Su questi temi è forse difficile fare ora un’analisi dettagliata ma, volendo essere brevi, restiamo  alla matematica e alla storia comparativa. Pur ammettendo le influenze reciproche tra fascismo e nazismo, Hitler e Mussolini, non è secondo me possibile rendere semplicemente eguali nel male le due dittature. Per fare un solo esempio, sono molto ostile al mito del buon italiano, ma non posso nemmeno accettare la tesi di Thomas Schlemmer, espressa nel libro Invasori, non vittime: la campagna italiana di Russia 1941-1943 (Laterza 2009), secondo la quale gli italiani in Unione Sovietica avrebbero semplicemente replicato la politica dei nazisti. 

C’è poi un secondo motivo di riflessione. Quando noi riflettiamo sui killing fields del fascismo, dobbiamo ammettere che i peggiori sono stati in Africa: almeno mezzo milione di persone massacrate, secondo gli storici di quelle nazioni, in Libia, Etiopia e il resto dell’Africa Orientale. Anche qui certamente c’è un filo che va verso il nazismo (come ha visto Hannah Arendt), ma non dobbiamo dimenticare che l’imperialismo italiano in Africa era anche un imperialismo europeo, per quanto “ritardatario”. C’è quindi un nesso anche con il comportamento del Belgio nel Congo, o con quello della Gran Bretagna nel mondo (nella Seconda Guerra Mondiale in Bengala, per esempio) o con quello australiano in Nuova Guinea o verso gli stessi indigeni. Ha ragione Millan a mostrare i massacri degli ex-squadristi nell’impero, come quelli che ad esempio seguirono l’attentato contro Graziani. La storia dell’impero italiano non fu però solamente fascista: era anche una storia monarchica, liberale, nazionale.  E abbiamo bisogno urgente che storici italiani, magari in collaborazione con storici etiopici e libici, facciano maggiore luce in questo campo.

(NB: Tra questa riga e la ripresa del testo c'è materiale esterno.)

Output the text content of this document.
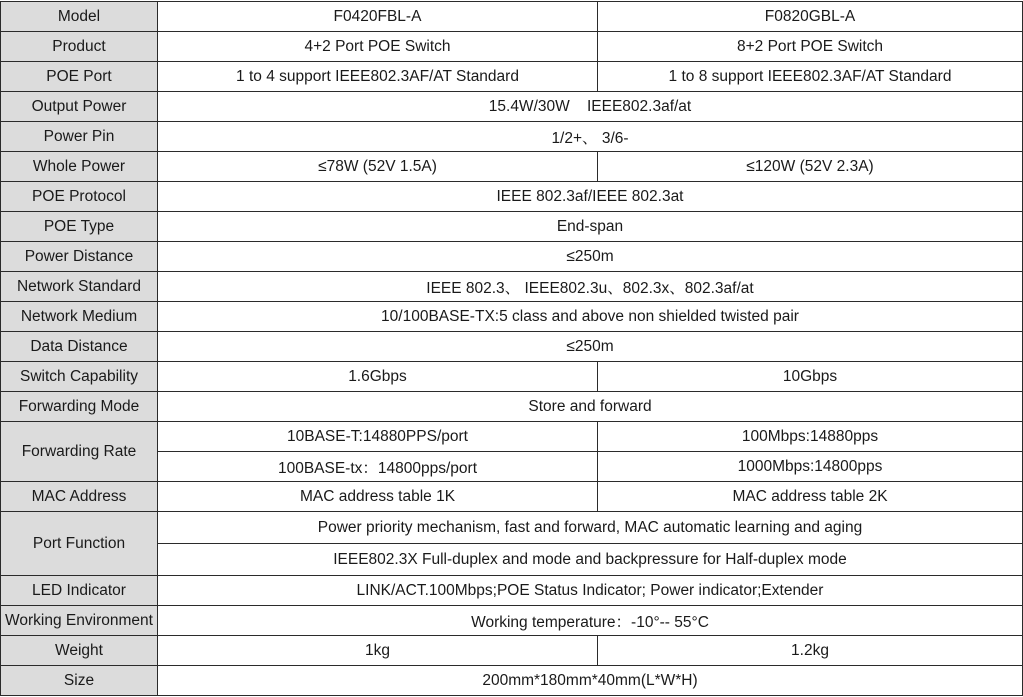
Model	F0420FBL-A	F0820GBL-A
Product	4+2 Port POE Switch	8+2 Port POE Switch
POE Port	1 to 4 support IEEE802.3AF/AT Standard	1 to 8 support IEEE802.3AF/AT Standard
Output Power	15.4W/30W    IEEE802.3af/at	
Power Pin	1/2+、 3/6-	
Whole Power	≤78W (52V 1.5A)	≤120W (52V 2.3A)
POE Protocol	IEEE 802.3af/IEEE 802.3at	
POE Type	End-span	
Power Distance	≤250m	
Network Standard	IEEE 802.3、 IEEE802.3u、802.3x、802.3af/at	
Network Medium	10/100BASE-TX:5 class and above non shielded twisted pair	
Data Distance	≤250m	
Switch Capability	1.6Gbps	10Gbps
Forwarding Mode	Store and forward	
Forwarding Rate	10BASE-T:14880PPS/port	100Mbps:14880pps
	100BASE-tx：14800pps/port	1000Mbps:14800pps
MAC Address	MAC address table 1K	MAC address table 2K
Port Function	Power priority mechanism, fast and forward, MAC automatic learning and aging	
	IEEE802.3X Full-duplex and mode and backpressure for Half-duplex mode	
LED Indicator	LINK/ACT.100Mbps;POE Status Indicator; Power indicator;Extender	
Working Environment	Working temperature：-10°-- 55°C	
Weight	1kg	1.2kg
Size	200mm*180mm*40mm(L*W*H)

Infine, un terzo punto molto generale. Credo sia il momento di andare oltre le idee di Emilio Gentile sul fascismo come rivoluzione antropologica per creare nuovi uomini e nuove donne. È giusto chiedere che il fascismo sia letto dentro i suoi propri termini, ma è anche importante riconoscere che nessuna rivoluzione ha successo nel cambiare completamente tutte le vite, tutte le idee, tutti i comportamenti della sua popolazione. Non ci riuscirono nemmeno la rivoluzione francese, quella russa o quella cinese, e non ci riuscirà, spero, nemmeno la rivoluzione liberista dei nostri giorni, in cui temo sarà possibile vedere un giorno una nuova versione di totalitarismo, stavolta non dello stato ma invece del mercato.

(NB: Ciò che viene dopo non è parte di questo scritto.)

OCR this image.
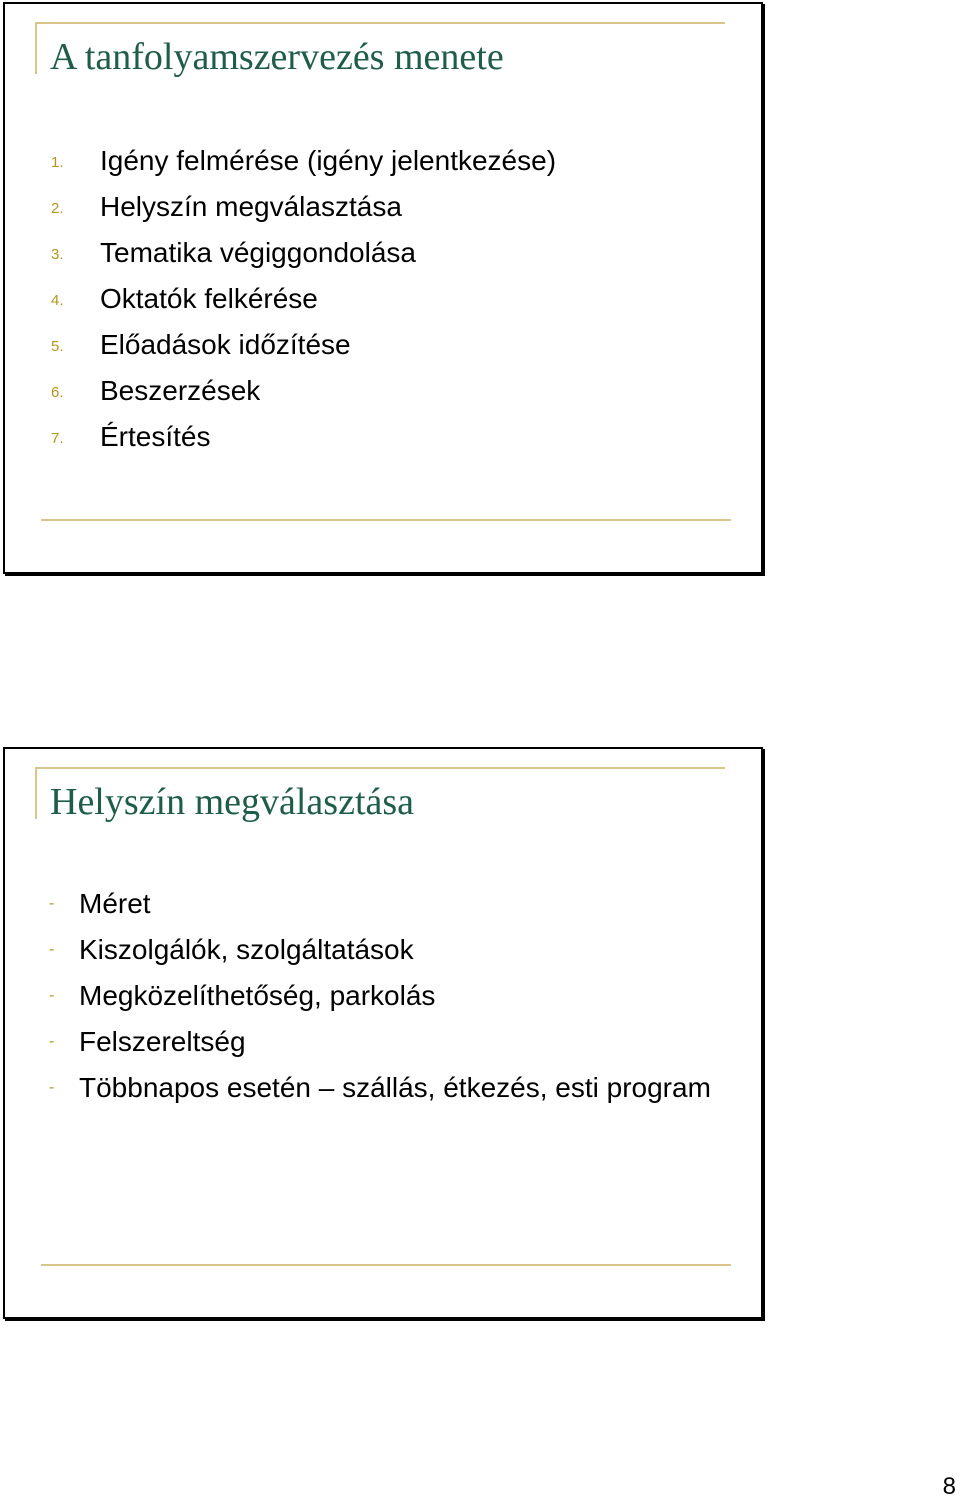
A tanfolyamszervezés menete
1. Igény felmérése (igény jelentkezése)
2. Helyszín megválasztása
3. Tematika végiggondolása
4. Oktatók felkérése
5. Előadások időzítése
6. Beszerzések
7. Értesítés
Helyszín megválasztása
- Méret
- Kiszolgálók, szolgáltatások
- Megközelíthetőség, parkolás
- Felszereltség
- Többnapos esetén – szállás, étkezés, esti program
8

Se prendiamo da Fernand Braudel la metafora e il modello della divisione della storia dell’umanità in tre parti – l’histoire événementielle (la storia degli eventi), l’histoire de moyenne durée (la storia delle congiunture) e l’histoire de longue durée (la storia delle strutture) – possiamo accettare che il fascismo di Emilio Gentile o gli squadristi di Matteo Millan  rappresentino una storia importante di eventi terribili e tragici. 

Però, specialmente 90 anni dopo, abbiamo anche il dovere di analizzare strutture e congiunture grandi: il cattolicesimo, la famiglia, le relazioni tra padrone e clienti, le raccomandazioni, la corruzione, la storia di genere. 

Esplorando questi grandi temi, possiamo forse dire che il fascismo ha provato ad essere totalitario, ma non ha vinto in tutti questi settori della vita: insomma non ha totalmente cambiato il world view – la visione umana – degli italiani. È insomma il momento di dare enfasi al fatto che, se vogliamo arrivare a una storia complessiva dell’era tra le due guerre, dobbiamo provare a combinare la storia corta e la storia lunga, la storia del fascismo e le molteplici storie vecchie e durature degli italiani (e delle italiane); con il rischio di scoprire che il peggio non ha solo il marchio d’infamia del fascismo sconfitto, ma un’impronta autenticamente italiana.